À ses débuts, l’automobile n’est perçue que comme une machine apte à véhiculer hommes et marchandises en s’affranchissant de la traction animale et pouvant emprunter à peu près n’importe quelle voie existante – on se souvient de la grande hauteur sur roues des pionnières, telle l’emblématique Ford T élue voiture du xxe siècle.
Elle est plus autonome qu’un attelage à traction animale et permet de voyager avec son carburant. Les infrastructures de ravitaillement des véhicules en bordure de l’espace public ne se généraliseront en effet que vers les années 1920. Elle est aussi plus autonome que le chemin de fer, né quelques décennies auparavant, et tributaire de ses ancrages au sol.
Cette machine est assez semblable à ses sœurs sédentaires installées dans les manufactures de l’époque industrielle naissante, les machines-outils. Elle en a les attributs : rouages surdimensionnés, courroies, chaînes, odeurs tenaces d’huile, de graisse rouge et de pétrole, grands leviers exigeant une force peu commune réservée au monde masculin. L’automobile hésita à ses débuts entre différentes techniques et diverses sources d’énergie : machine à vapeur (bois et charbon), moteur à explosion (pétrole), moteur électrique.
Elle rappelle aussi par certains aspects de son fonctionnement la machine à tisser inventée par Jacquard, les projecteurs et caméras du cinéma naissant : le fil, le film, la courroie et la chaîne transmettant le mouvement chacun à sa façon. Est-ce pur hasard si à Lyon, patrie de Jacquard et des frères Lumière, ont coexisté dans le quartier de Montplaisir les Usines du Cinématographe Lumière et les Usines Automobiles Berliet, à une lieue à peine des ateliers de tissage de la Croix-Rousse ?
De même, notons la proximité des Usines Renault et des studios de Boulogne-Billancourt. Nous étions dans le monde du cambouis, nous basculons depuis peu irréversiblement dans le monde du circuit, dans l’implacable logique froide, silencieuse et inodore de l’électronique.
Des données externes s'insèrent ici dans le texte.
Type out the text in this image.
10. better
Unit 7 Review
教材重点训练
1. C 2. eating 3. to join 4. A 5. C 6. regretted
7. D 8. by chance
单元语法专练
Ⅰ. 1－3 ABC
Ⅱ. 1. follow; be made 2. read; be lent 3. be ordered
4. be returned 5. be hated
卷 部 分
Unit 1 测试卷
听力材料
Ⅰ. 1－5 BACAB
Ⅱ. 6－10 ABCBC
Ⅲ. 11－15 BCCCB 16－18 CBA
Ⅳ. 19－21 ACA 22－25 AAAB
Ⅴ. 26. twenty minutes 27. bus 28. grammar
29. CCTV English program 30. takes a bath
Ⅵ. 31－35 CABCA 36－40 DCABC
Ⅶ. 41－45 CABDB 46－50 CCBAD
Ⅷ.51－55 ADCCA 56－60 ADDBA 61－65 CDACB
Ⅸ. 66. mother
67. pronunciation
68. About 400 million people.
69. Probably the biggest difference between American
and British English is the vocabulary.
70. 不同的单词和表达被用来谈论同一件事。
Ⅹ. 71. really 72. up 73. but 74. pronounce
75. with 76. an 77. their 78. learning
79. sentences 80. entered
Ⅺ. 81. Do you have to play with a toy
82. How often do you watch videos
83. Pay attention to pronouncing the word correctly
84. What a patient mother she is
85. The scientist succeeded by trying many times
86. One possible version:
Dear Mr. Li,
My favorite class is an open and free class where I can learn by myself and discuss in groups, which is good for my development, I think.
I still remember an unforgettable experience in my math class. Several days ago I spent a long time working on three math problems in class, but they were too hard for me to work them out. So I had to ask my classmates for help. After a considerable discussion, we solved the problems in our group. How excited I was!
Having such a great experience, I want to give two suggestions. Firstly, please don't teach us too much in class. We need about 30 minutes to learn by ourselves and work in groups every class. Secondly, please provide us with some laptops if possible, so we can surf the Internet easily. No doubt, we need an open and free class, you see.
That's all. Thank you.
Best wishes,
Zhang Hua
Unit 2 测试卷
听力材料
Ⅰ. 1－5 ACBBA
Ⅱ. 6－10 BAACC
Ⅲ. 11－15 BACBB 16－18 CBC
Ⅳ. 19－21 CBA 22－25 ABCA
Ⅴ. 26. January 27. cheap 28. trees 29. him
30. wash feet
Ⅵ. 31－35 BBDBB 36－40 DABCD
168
Le chauffeur-mécanicien athlétique de l’automobile naissante, ce « merveilleux fou roulant dans sa drôle de machine », a fait place au conducteur de la modernité, sybarite paresseux, totalement assisté et dépendant de l’électronique embarquée.
Rappelons-nous les premiers films muets. Cinéma et Automobile ont été les enfants chéris du xxe siècle. Le cinéma a tout de suite été fasciné par le côté burlesque de la machine roulante, cahotante, d’humeur fantasque, animée d’un mouvement tout aussi saccadé que celui des premières caméras.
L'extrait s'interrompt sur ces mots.